Essa foi a minha última
semana no Théâtre du Soleil. A minha grande aventura que se iniciou em outubro
de 2014 agora encontra o seu fim. Foram seis meses de muito aprendizado.
Primeiro passei três meses trabalhando na temporada de Macbeth onde
pude observar a rotina de apresentações da trupe francesa, passear pelos
camarins e ajudar na mise en place; um ano depois fui encontrar o Soleil
na Índia, primeiro como participante da École Nomade e depois como testemunha
dos primeiros passos da nova criação; por fim, fui reencontrar o Théâtre du
Soleil na França ainda em processo de criação, passando por altos e baixos. Foi
realmente uma grande aventura e saio dela diferente de quando tudo começou.
Essa última semana
foi repleta de despedidas como vocês devem imaginar. Mas, não do jeito que
vocês imaginam. Enquanto eu já estava em ritmo de partida, o Soleil estava a
pleno vapor.
O início da semana
foi marcada pela chegada do Odin Teatret que vai realizar uma série de
atividades na Cartoucherie no mês de março. Os atores do Soleil ficaram
excitados com os novos companheiros de almoço que, acredito eu, talvez
estivessem igualmente empolgados. Eugênio Barba e Ariane Mnouchkine, além de
grandes encenadores também são grandes amigos. Ambos resistem há 52 anos com
seus respectivos grupos e fazeres teatrais.
Apesar de muito
amigável, a visita dos parceiros do norte causaram muitas reviravoltas na
rotina dos "franceses". Algumas manhãs de treino foram presenciadas
por membros do Odin, como o próprio Eugênio Barba, o que causou certo desconforto
entre os atores. Um dos galpões do Soleil foi adaptado para ser ocupado pelo
grupo dinamarquês, fazendo com que ambas as trupes tivessem que se adaptar para
co-habitarem o mesmo espaço.
Aqui é preciso uma
pequena explicação. O Théâtre du Soleil possui dois grandes espaços: os galpões
principais compostos pelo bar, cozinha, ateliê dos técnicos, palco e camarins;
e um outro galpão onde fica a sala de costura, os figurinos e a sala de
ensaios. Até esse momento, todos os ensaios aconteciam nessa sala de ensaios.

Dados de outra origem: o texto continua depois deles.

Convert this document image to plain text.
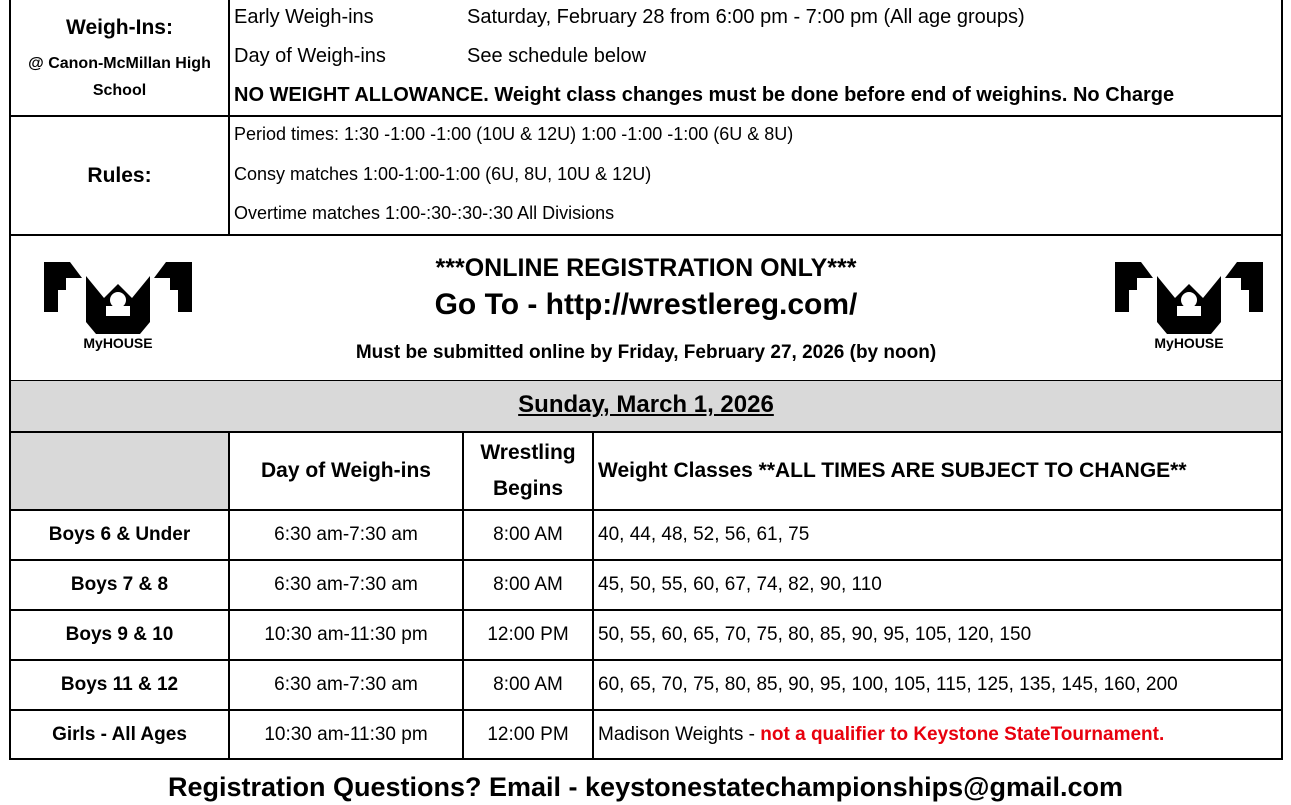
Weigh-Ins:
@ Canon-McMillan High School
Early Weigh-ins	Saturday, February 28 from 6:00 pm - 7:00 pm (All age groups)
Day of Weigh-ins	See schedule below
NO WEIGHT ALLOWANCE. Weight class changes must be done before end of weighins. No Charge
Rules:
Period times: 1:30 -1:00 -1:00 (10U & 12U) 1:00 -1:00 -1:00 (6U & 8U)
Consy matches 1:00-1:00-1:00 (6U, 8U, 10U & 12U)
Overtime matches 1:00-:30-:30-:30 All Divisions
MyHOUSE	MyHOUSE
***ONLINE REGISTRATION ONLY***
Go To - http://wrestlereg.com/
Must be submitted online by Friday, February 27, 2026 (by noon)
Sunday, March 1, 2026
Day of Weigh-ins
Wrestling
Begins
Weight Classes **ALL TIMES ARE SUBJECT TO CHANGE**
Boys 6 & Under	6:30 am-7:30 am	8:00 AM	40, 44, 48, 52, 56, 61, 75
Boys 7 & 8	6:30 am-7:30 am	8:00 AM	45, 50, 55, 60, 67, 74, 82, 90, 110
Boys 9 & 10	10:30 am-11:30 pm	12:00 PM	50, 55, 60, 65, 70, 75, 80, 85, 90, 95, 105, 120, 150
Boys 11 & 12	6:30 am-7:30 am	8:00 AM	60, 65, 70, 75, 80, 85, 90, 95, 100, 105, 115, 125, 135, 145, 160, 200
Girls - All Ages	10:30 am-11:30 pm	12:00 PM	Madison Weights - not a qualifier to Keystone StateTournament.
Registration Questions? Email - keystonestatechampionships@gmail.com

Menor que o palco, a sala de ensaios possui um pequeno espaço de camarins e uma
pequena arquibancada que comporta basicamente Ariane Mnouchkine e atores. Ao
lado da sala de ensaios fica a sala de costura onde as figurinistas trabalham e
onde os atores garimpam as vestimentas de seus personagens.
Pois bem, justamente
nesta semana, a trupe fez a transição da sala de ensaios para o palco, apesar
de não ser ainda uma transição definitiva. Mesmo assim, a passagem de um galpão
a outro é um tanto quanto simbólica. Nesse palco, Ariane Mnouchkine apresentou sua
primeira maquete cenográfica. Os técnicos e os iluminadores puderam colocar em
práticas algumas ideias já previstas para a cena. Os atores puderam vislumbrar
mais concretamente o espaço ficcional.
Foi nessa semana
também que finalizou o período de estágio com o petit bateau. O petit
bateau era um pequeno grupo de atores-aprendizes que estavam em teste para
participar do novo espetáculo do Théâtre du Soleil. Carinhosamente apelidado de
"pequeno barco" - uma alusão à imagem de um navio frequentemente
utilizada por Mnouchkine para descrever o Soleil - esses atores participavam
das improvisações, propunham visões e "concoctavam" com a ajuda de
atores experientes da trupe. Ao final da semana, Mnouchkine decidiu que
infelizmente não era o momento do petit bateau compôr o grand bateau.
Foi no meio de todos
esses eventos que eu vivi um pouco secretamente a minha despedida daqueles
grandes galpões, dos almoços cheios e barulhentos, dos banhos de sol depois do almoço,
dos camarins, dos ateliês, do barulho de serralheria, da imensidão de cores e
tecidos, do silêncio da Cartoucherie, das noites intermináveis dentro da sala
de ensaio... São tantas lembranças que parece que eu vivi uma vida inteira lá
dentro.
Agradeço imensamente
ao Soleil que me abriu as portas sem mesmo me conhecer direito; que me deixou
entrever momentos íntimos, momentos de dor e momentos de alegria; que me deixou
conhecer as alegrias e os desgostos de se fazer teatro em grupo... Desejo que
vocês continuem a resistir mesmo com todas as mudanças de vento.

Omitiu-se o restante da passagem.